La tía Margarita - Alfa y Omega

La tía Margarita

Eva Fernández
Foto: EFE/EPA/Riccardo Antimiani

Seguro que usted también la ha visto. Era aquella funcionaria que le resolvió una gestión complicada. Y esa profesora que siempre le vio hada cuando todo apuntaba a que iba a hacer de árbol en la función del colegio. Quizá la persona más importante que conoceremos no será un premio Nobel ni un presidente de Gobierno. Puede que sea una mujer como la tía Margarita. Marguerite Bays, la santa suiza a la que acaba de canonizar el Papa.

Me llamó poderosamente la atención que Francisco se fijara especialmente en ella para destacar que esta costurera «nos revela qué potente es la oración sencilla, la tolerancia paciente, la entrega silenciosa».
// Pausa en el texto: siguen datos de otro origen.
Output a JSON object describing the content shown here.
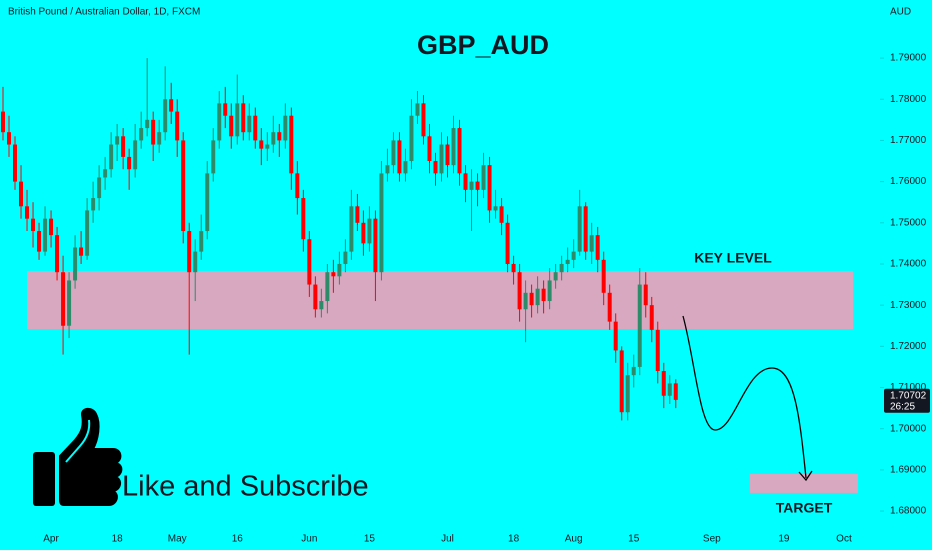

Es una suerte que en nuestro camino exista una tía Margarita a quien imitar. En la pequeña aldea de Sivierez llevó una vida aparentemente anodina y normal. Aprendió el oficio de costurera y desde los 15 años ayudó a sacar adelante a los suyos, una familia de campesinos en la que no resultaba muy fácil la convivencia. Su hermano mayor se casó con Josette, que le hizo la vida imposible. Detestaba que dedicara tiempo a dar catequesis, a rezar y a visitar a los enfermos en lugar de trabajar en la granja. Eso sí, cuando llegó la enfermedad, la única persona que estuvo a su lado hasta el final fue tía Margarita.

Siempre tuvo claro que su papel era estar ahí, junto a su familia. Nunca quiso hacerse religiosa. Entró a formar parte de la familia franciscana como terciaria para subrayar que era precisamente entre zurcidos, recosiendo bajos de pantalones y ayudando a quien la necesitara como quería pasar el resto de su vida. Para su familia fue un puntal. Una hermana tuvo que regresar a casa tras un matrimonio fracasado. Otro terminó en la cárcel y fue un escándalo. Y para rematar apareció de repente un sobrino ilegítimo, de cuya educación se ocupó expresamente la tía Margarita.

Pero no todo fue anodino. En 1853 la operaron de un cáncer intestinal muy agresivo. Ella pidió a la Virgen su curación para poder seguir trabajando y el 8 de diciembre de 1854, mientras se proclamaba el dogma de la Inmaculada Concepción, se sintió curada. A cambio le aparecieron los estigmas de la cruz, de los que enfermaba misteriosamente los viernes y en Semana Santa. El obispo envió a un especialista ateo, que no encontró ninguna explicación científica. El día que murió, todos tuvieron la certeza de que habían convivido con una santa.

Los milagros que le han llevado a los altares también son muy de andar por casa: un alpinista sobrevivió a una caída y un una pequeña, de 22 meses, sobrevivió sin secuelas tras ser atropellada por el tractor de su abuelo.

Los santos casi siempre pasan inadvertidos. Su gran lección es que siempre lucharon. Sin rendirse. Eso es lo que convierte en santos y lo que hace grande a todas las tías Margaritas que bregan por el mundo.